In the beginning, Warm Bodies is just that, a question about the loss of the self, and what the meaning of it all is. R can remember bits and pieces of what it means to be human, and wants more of them as time goes by, but he knows he’s stuck in a dead body endlessly repeating the same motions perpetually. After he meets Julie, R’s journey becomes less about becoming human, and more about regaining his lost identity. He collects things, and that allows him to make a connection with the girl. When he begins to dream, that’s a look inside what he wants. When he begins to speak, he’s finding his ability to communicate, and by extension, his ability to express, restored (beyond the “typical” grunts and groans). When he begins to feel…he remembers what it was like to be human again. Not because his life is being restored, but because his sense of self is being restored, and with it his ability to become more than a walking body. Again, wow…pretty deep for a zom-com.
Okay, philosophical ramblings out of the way. So how is the movie itself?
I really hate writing this, because I really enjoyed this film, but the trailer pretty much sums up the entire movie. Every major plot point, every revelation and summation of R’s trip is contained in those two minutes of film. The rest of the run time is icing to the cake. While R’s internal monologues are especially fun, and watching the budding relationship between human and zombie is both lighthearted and emotional, there are no surprise twists or turns, the ending is obvious within the first few minutes, and the “romance” itself evokes a bit of Twilight: it’s idealized, expected and fluffy. Hell, Teresa Palmer (as Julie) even looks and acts like Kristen Stewart, albeit with more ability and charisma towards her “dead boyfriend.” Maybe this was intentional, maybe not, but the idea that this movie is “zombie Twilight” isn’t that far off the mark.
Nevertheless, Warm Bodies is a solid date movie, and hella fun. If you’re one of those folk who love a good zombie yarn, this will satisfy you.
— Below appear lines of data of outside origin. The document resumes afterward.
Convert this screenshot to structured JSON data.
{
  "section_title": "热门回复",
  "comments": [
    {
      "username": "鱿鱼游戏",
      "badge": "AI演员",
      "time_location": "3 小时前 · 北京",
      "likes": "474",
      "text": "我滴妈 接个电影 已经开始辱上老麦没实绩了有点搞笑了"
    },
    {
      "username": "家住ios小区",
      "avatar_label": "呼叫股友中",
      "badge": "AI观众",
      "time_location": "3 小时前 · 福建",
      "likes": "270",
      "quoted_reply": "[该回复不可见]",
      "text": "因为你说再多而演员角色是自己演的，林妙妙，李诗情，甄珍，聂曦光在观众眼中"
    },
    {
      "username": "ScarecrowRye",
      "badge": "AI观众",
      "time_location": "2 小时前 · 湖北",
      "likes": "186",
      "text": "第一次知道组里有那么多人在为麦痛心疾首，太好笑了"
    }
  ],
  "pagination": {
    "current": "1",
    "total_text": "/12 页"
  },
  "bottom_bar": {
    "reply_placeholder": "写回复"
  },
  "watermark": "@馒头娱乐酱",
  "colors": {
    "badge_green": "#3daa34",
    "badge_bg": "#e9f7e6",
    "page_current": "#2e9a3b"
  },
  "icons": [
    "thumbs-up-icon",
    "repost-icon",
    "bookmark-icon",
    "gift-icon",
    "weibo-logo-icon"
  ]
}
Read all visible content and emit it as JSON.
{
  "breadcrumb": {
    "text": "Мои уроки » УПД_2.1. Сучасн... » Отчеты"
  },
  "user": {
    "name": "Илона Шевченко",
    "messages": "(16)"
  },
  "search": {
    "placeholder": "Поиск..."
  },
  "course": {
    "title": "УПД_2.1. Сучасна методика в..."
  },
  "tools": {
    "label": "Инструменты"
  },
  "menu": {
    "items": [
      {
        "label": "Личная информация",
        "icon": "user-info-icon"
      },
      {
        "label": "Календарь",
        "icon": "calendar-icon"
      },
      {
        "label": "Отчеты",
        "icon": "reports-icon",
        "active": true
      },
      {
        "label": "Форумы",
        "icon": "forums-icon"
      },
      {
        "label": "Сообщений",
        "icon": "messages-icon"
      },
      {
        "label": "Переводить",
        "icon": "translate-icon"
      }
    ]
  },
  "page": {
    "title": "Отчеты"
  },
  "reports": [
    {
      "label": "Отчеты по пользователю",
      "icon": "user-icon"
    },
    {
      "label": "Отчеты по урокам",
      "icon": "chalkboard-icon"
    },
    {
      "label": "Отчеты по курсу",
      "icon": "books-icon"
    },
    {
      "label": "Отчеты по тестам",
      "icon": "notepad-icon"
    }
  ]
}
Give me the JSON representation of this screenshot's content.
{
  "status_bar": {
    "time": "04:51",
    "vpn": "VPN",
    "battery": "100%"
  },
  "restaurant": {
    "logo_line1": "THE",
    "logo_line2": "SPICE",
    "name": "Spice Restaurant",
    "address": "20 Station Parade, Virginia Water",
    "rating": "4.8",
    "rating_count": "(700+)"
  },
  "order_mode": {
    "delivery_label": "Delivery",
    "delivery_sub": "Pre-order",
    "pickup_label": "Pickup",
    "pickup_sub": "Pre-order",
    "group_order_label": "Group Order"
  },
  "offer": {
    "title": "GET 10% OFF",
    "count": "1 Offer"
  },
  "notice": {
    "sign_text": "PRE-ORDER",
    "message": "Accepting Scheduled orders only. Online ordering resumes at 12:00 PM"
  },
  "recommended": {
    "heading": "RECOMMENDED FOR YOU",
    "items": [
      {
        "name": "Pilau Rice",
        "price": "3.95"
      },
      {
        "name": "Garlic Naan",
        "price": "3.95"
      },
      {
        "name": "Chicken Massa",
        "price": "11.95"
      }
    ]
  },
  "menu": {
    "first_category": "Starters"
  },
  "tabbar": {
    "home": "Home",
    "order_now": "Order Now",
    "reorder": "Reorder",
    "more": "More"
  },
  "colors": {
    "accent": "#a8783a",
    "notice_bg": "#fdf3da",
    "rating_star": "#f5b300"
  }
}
If you like sweet teen comedies, this will satisfy you. If you like zombie philosophy (like me) this will definitely satisfy you. But if you’re a diehard zombie purist, look elsewhere. The brains you find here will not appease your hunger.
Addendum: I want to give kudos to a scene-stealing Rob Corddry. Usually I reserve these kudos for John Malkovich, but since he’s playing himself the entire time, it’s up to Corddry to ham it up and deliver the best performance in the film. You’ll laugh, you’ll cry, then you’ll shoot him in the head…maybe.